Устав вконец, Верховойский приступил к одеванию, стараясь не помнить, что у него творится в голове. Голова разрушалась и сыпалась.
Рывками натянул джинсы – отчего-то джинсы изнутри пахли, как если бы в них слило мочу какое-то мелкое животное вроде ежа. Рубаху натягивал, уже спрыгнув вниз (в голове при этом что-то спрыгнуло вверх), и одновременно влезал в ботинки. Надо было идти к проводнице, чтобы сообщить ей про труп. Осталось только убедиться, что это всё-таки труп.
Верховойский тихо и медленно просунул руку под простыню и потрогал ногу трупа. Пятка была ледяная. Под простынёй лежал мертвец, безусловный и очевидный. Верховойский повёл рукой дальше – вдоль ноги, и тут мужчина неожиданно и резко развернулся, вскрикнул, уселся на своей нижней полке – делая всё это одновременно.
Верховойский удивлённо смотрел на кричащего человека. Оживший труп, сначала просто кричавший какую-то согласную букву, вскоре придумал отдельное слово, которое можно было с выражением выкрикивать.
– Грабят! Грабят! Грабят! – восклицал он.
Тут же проснулись остальные два соседа по купе.
Сосед сверху сначала перегнулся и посмотрел вниз на кричавшего, а потом уже на Верховойского.
Сосед снизу, находившийся за спиной Верховойского, присел на своей полке и быстро попытался подтащить к себе ботинки пальцами ног.
Верховойский сделал шаг вбок, потому что мешал соседу искать ботинки, а тот ещё и подтолкнул Верховойского.
Верховойский отскочил к самой двери и озирался оттуда.
На шум ворвалась проводница:
– В чём дело?
– …полез ко мне в простыню! – кричал бывший труп. – …что-то хотел вытащить у меня из карманов, – труп сдёрнул простыню, и здесь выяснилось, что он спал в брюках.
У трупа было тёмное, в чёрных крапинах лицо, он был носат, неприятен, набрякшие веки, неопрятная щетина, неровные зубы: лет под шестьдесят с гаком на вид, хотя наверняка сорок пять, ну, сорок девять.
– Чего мне нужно у тебя в простыне, идиот? – заорал Верховойский. – Что мне там взять?
– А! – заорал в ответ труп. – Значит, ты искал что взять!

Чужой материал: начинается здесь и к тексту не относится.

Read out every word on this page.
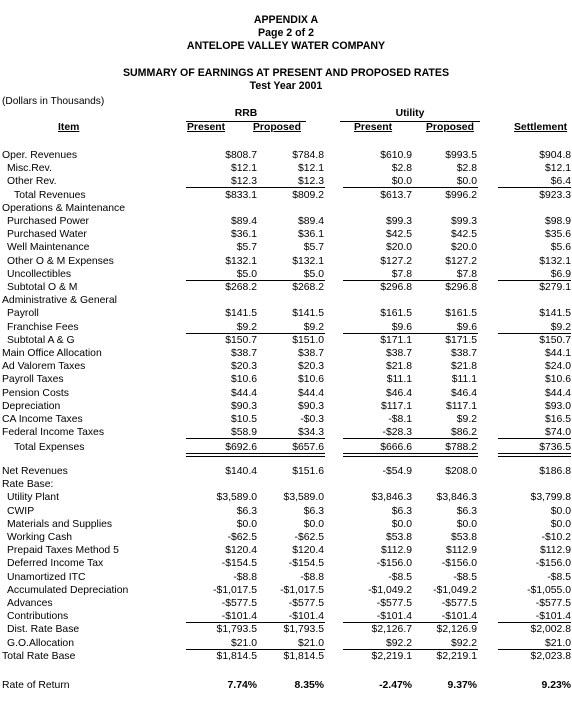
APPENDIX A
Page 2 of 2
ANTELOPE VALLEY WATER COMPANY
SUMMARY OF EARNINGS AT PRESENT AND PROPOSED RATES
Test Year 2001
(Dollars in Thousands)
RRB	Utility
Item	Present	Proposed	Present	Proposed	Settlement
Oper. Revenues	$808.7	$784.8	$610.9	$993.5	$904.8
Misc.Rev.	$12.1	$12.1	$2.8	$2.8	$12.1
Other Rev.	$12.3	$12.3	$0.0	$0.0	$6.4
Total Revenues	$833.1	$809.2	$613.7	$996.2	$923.3
Operations & Maintenance
Purchased Power	$89.4	$89.4	$99.3	$99.3	$98.9
Purchased Water	$36.1	$36.1	$42.5	$42.5	$35.6
Well Maintenance	$5.7	$5.7	$20.0	$20.0	$5.6
Other O & M Expenses	$132.1	$132.1	$127.2	$127.2	$132.1
Uncollectibles	$5.0	$5.0	$7.8	$7.8	$6.9
Subtotal O & M	$268.2	$268.2	$296.8	$296.8	$279.1
Administrative & General
Payroll	$141.5	$141.5	$161.5	$161.5	$141.5
Franchise Fees	$9.2	$9.2	$9.6	$9.6	$9.2
Subtotal A & G	$150.7	$151.0	$171.1	$171.5	$150.7
Main Office Allocation	$38.7	$38.7	$38.7	$38.7	$44.1
Ad Valorem Taxes	$20.3	$20.3	$21.8	$21.8	$24.0
Payroll Taxes	$10.6	$10.6	$11.1	$11.1	$10.6
Pension Costs	$44.4	$44.4	$46.4	$46.4	$44.4
Depreciation	$90.3	$90.3	$117.1	$117.1	$93.0
CA Income Taxes	$10.5	-$0.3	-$8.1	$9.2	$16.5
Federal Income Taxes	$58.9	$34.3	-$28.3	$86.2	$74.0
Total Expenses	$692.6	$657.6	$666.6	$788.2	$736.5
Net Revenues	$140.4	$151.6	-$54.9	$208.0	$186.8
Rate Base:
Utility Plant	$3,589.0	$3,589.0	$3,846.3	$3,846.3	$3,799.8
CWIP	$6.3	$6.3	$6.3	$6.3	$0.0
Materials and Supplies	$0.0	$0.0	$0.0	$0.0	$0.0
Working Cash	-$62.5	-$62.5	$53.8	$53.8	-$10.2
Prepaid Taxes Method 5	$120.4	$120.4	$112.9	$112.9	$112.9
Deferred Income Tax	-$154.5	-$154.5	-$156.0	-$156.0	-$156.0
Unamortized ITC	-$8.8	-$8.8	-$8.5	-$8.5	-$8.5
Accumulated Depreciation	-$1,017.5	-$1,017.5	-$1,049.2	-$1,049.2	-$1,055.0
Advances	-$577.5	-$577.5	-$577.5	-$577.5	-$577.5
Contributions	-$101.4	-$101.4	-$101.4	-$101.4	-$101.4
Dist. Rate Base	$1,793.5	$1,793.5	$2,126.7	$2,126.9	$2,002.8
G.O.Allocation	$21.0	$21.0	$92.2	$92.2	$21.0
Total Rate Base	$1,814.5	$1,814.5	$2,219.1	$2,219.1	$2,023.8
Rate of Return	7.74%	8.35%	-2.47%	9.37%	9.23%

– Я сейчас полицию вызову! – сказала проводница.
– Он искал что взять! – кричал труп, и чёрные пятна прыгали у него по лицу.
Верховойский скривился то ли от злобы, то ли от страха, то ли от бессилия, махнул рукой и ушёл в тамбур. В тамбуре не было никого.
Похлопал по карманам и – вот те раз! – нашёл в заднем смятую пачку с одной сигаретой.
Ах ты, сигарета. Ах ты, никотиночка моя.
Вот только зажигалки не было.
Сколько зажигалок он оставил на пьяных столах – ими наверняка можно было бы зажечь свечи перед иконами всех православных святых поголовно, и заодно подпалить несколько вражеских конюшен.
Но сейчас не было ни одной зажигалки и ни одного святого поблизости, чтоб дал прикурить. Только сам Верховойский отдавал конюшней.
Вроде бы оставалась зажигалка в куртке – но возвращаться в купе он боялся.
Какая же глупая ситуация: с одной стороны, всё-таки хорошо, что он не проходит по делу об убийстве, но зато теперь непонятно, из чего получился натуральный грабёж.
Ох!
Раскрылась дверь в тамбур, заглянул мужчина в синей форме – тоже, видимо, проводник.